The aftermath of the Santiago Fire in Modjeska Canyon illustrates an Army Corps of Engineers description of the recurring fire-flood cycle in Southern California. The Corps has for decades helped design a number of flood control facilities in the region.
"The occurrence of wildfire plays a significant role in the augmentation of erosion rates from Southern California watersheds," states an Army Corps document, "Debris Method," which was updated in February 2000. "Highly flammable chaparral species, steep slopes, loose sediments, hydrophobic soil conditions created by the intense heat generated by wildfire, and the aggravating influence of dry offshore 'Santa Ana' winds provide Southern California with one of the most volatile fire/erosion complexes in the world."
Emergency erosion control work continued Wednesday up and down canyons that had burned in the nearly-contained Santiago Fire. County inmate crews labored, lining stretches of Santiago Canyon Road and other roadways with hay bales held in place by steel rebar. Bigrig and flatbed truck drivers hauled load after load of more baled hay into Modjeska and other canyon communities in need of protection.
Meanwhile, scientists including biologists, geologists and hydrologists did what they could to assess fire damage, in their roles with various Burned Area Emergency Response teams. BAER teams in five counties hope to have reports ready within 10 days of full containment on the respective fires they're working.
Specific information about exactly how many homes are at risk of potential post-fire flood damage in Southern California may not be available for days or weeks. But some BAER teams had compiled preliminary reports by Thursday afternoon, including several in Los Angeles County.

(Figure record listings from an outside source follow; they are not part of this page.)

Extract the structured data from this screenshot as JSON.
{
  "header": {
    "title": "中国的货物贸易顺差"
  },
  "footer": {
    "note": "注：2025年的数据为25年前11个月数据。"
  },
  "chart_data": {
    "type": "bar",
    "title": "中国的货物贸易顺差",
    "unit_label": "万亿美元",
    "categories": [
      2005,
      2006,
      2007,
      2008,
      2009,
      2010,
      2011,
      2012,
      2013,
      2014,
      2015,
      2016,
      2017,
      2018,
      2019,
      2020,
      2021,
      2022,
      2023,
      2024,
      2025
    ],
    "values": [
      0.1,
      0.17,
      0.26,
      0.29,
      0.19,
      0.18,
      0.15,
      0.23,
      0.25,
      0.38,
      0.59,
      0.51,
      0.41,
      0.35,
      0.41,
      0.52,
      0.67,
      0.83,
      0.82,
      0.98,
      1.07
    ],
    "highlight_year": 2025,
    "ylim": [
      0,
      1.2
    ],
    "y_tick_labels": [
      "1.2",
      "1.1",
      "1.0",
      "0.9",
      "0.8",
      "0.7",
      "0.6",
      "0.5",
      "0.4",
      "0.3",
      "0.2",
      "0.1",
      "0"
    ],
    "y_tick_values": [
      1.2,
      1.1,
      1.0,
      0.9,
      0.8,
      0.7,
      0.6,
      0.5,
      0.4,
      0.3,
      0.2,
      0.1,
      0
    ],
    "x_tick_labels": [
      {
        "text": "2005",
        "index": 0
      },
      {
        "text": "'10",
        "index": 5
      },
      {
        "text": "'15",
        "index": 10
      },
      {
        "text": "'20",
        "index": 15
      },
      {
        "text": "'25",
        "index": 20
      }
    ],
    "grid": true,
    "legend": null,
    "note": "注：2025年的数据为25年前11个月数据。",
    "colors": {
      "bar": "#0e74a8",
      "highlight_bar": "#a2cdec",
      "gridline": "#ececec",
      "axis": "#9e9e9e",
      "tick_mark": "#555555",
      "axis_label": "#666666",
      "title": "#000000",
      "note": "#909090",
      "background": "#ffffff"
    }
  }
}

Near Castaic and Santa Clarita in north Los Angeles County, where the Buckweed, Magic and Ranch fires burned close to 100,000 acres, there are an estimated 160 homes, two apartment buildings and a strip mall considered threatened by debris flows or mudslides, said L.A. County Forester John Todd. The numbers came from a U.S. Forest Service BAER report, Todd said.
In Malibu, one house is considered at risk from post-fire erosion from above.
"I believe that this is due to the fact that many of the areas that burned in Malibu were away from structures," Todd said. "In addition, many threatened Malibu structures are positioned on ridge lines or viewpoints where debris flows are less of a threat.
"On the other hand, many of the homes that were adjacent to burned areas in Santa Clarita are at the toe or base of the slope," Todd said. "And in debris flow situations gravity is not your friend."
Here is the preliminary list of at-risk structures compiled by BAER teams in Los Angeles County and released Thursday afternoon:

Buckweed, Magic, other Santa Clarita Fires
- 160 Homes
- 10 Outbuildings/barns
- 1 Business
- 1 Strip Mall (including several businesses)
- 2 Apartment buildings
- 2 Mobile Home Parks
- 1 Probation Camp
Canyon Fire, Malibu
-1 House

There are at least 100 personnel assigned to BAER teams in Southern California, according to U.S. Forest Service officials. Preliminary reports from teams and other officials working in San Bernardino, Orange, San Diego and Ventura counties could be available in the next few days.
In the meantime, the outlook for a dry winter may be encouraging for anyone threatened by potential erosion from burned areas. But the remainder of the Santa Ana wind season combined with anticipated low precipitation leaves open the possibility of more fires this fall and winter, said Bill Patzert, a climatologist with NASA's Jet Propulsion Lab in Pasadena.
Whether it rains or not, "we ain't done with further consequences," Patzert said.